C’était le plus difficile à présent, car ce que Sarah lui avait enseigné requérait une compassion sincère, un amour désintéressé semblable à celui du Christ. Mais Daniel n’avait rien du Christ et il était tenté d’étrangler son persécuteur, ou de planter ses ongles dans son crâne. Il fallait essayer pourtant, car s’il donnait satisfaction à Victor rien qu’un temps, s’il se rendait indispensable à lui, il vivrait assez longtemps pour espérer un secours. Il ferma les yeux pour effacer de sa rétine l’image de Victor et pensa au jeune homme au bras brisé, Mathieu d’Arras, qui l’avait ému de pitié ; au sourire solaire qu’il lui avait adressé aussitôt sorti de sa fièvre. Au fur et à mesure que son cœur s’adoucissait, il sentait que son patient se détendait sous ses mains. Un tremblement qu’il n’avait pas tout à fait réalisé avait cessé, sa nuque avait ployé de façon infime, sa respiration avait repris. Finalement, à bout de résistance, Daniel laissa retomber ses bras. Vidé et de sa peur et de sa colère, l’épuisement le submergeait. Victor recula d’un pas. L’agitation nerveuse de ses traits avait cessé, les plis de son front s’étaient atténués. « Nous avons le même âge », réalisa Daniel, et cette pensée l’étonna.

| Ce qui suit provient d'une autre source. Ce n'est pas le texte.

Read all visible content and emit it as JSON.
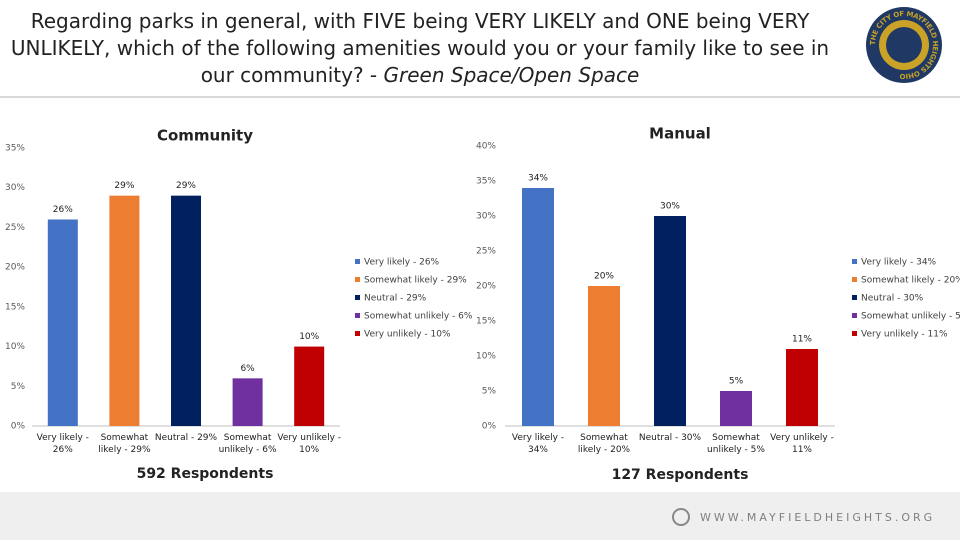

Victor avait senti les mains de Daniel se crisper sur lui et un instant il crut avoir scellé son destin pour de bon ; Eric interviendrait trop tard. Pourtant nulle douleur, nulle obscurité ne s’ensuivit. Au bout d’un moment, au contraire, il eut une sensation comme si un vent frais venait balayer son visage et déplisser ses traits. La tourmente qui s’agitait incessamment sous son crâne s’était apaisée et il ressentit un calme comme il n’en avait plus connu depuis bien longtemps, qui ressemblait presque à de la sérénité. Une joie inespérée irradia son cœur : il ne s’était pas trompé. Cet enfant de sorcière avait le pouvoir de le délivrer du mal qu’il lui avait d’abord infligé ; était-il possible qu’il vît enfin la fin de son supplice ? Quand Daniel rompit le contact, il était si plein de cet espoir, si ému qu’il faillit le remercier. Puis il se rappela que son prisonnier était la cause de sa souffrance avant d’en être la rémission et la fierté lui clôt la bouche. Il n’était pas impossible que cet ensorceleur ne le soulageât provisoirement que dans l’espoir d’obtenir sa libération, sans que son mal fut vraiment guéri.

– C’est bien, Daniel, je te ferais revenir. Si je suis tout à fait guéri, je tiendrai mes promesses et tu seras libre.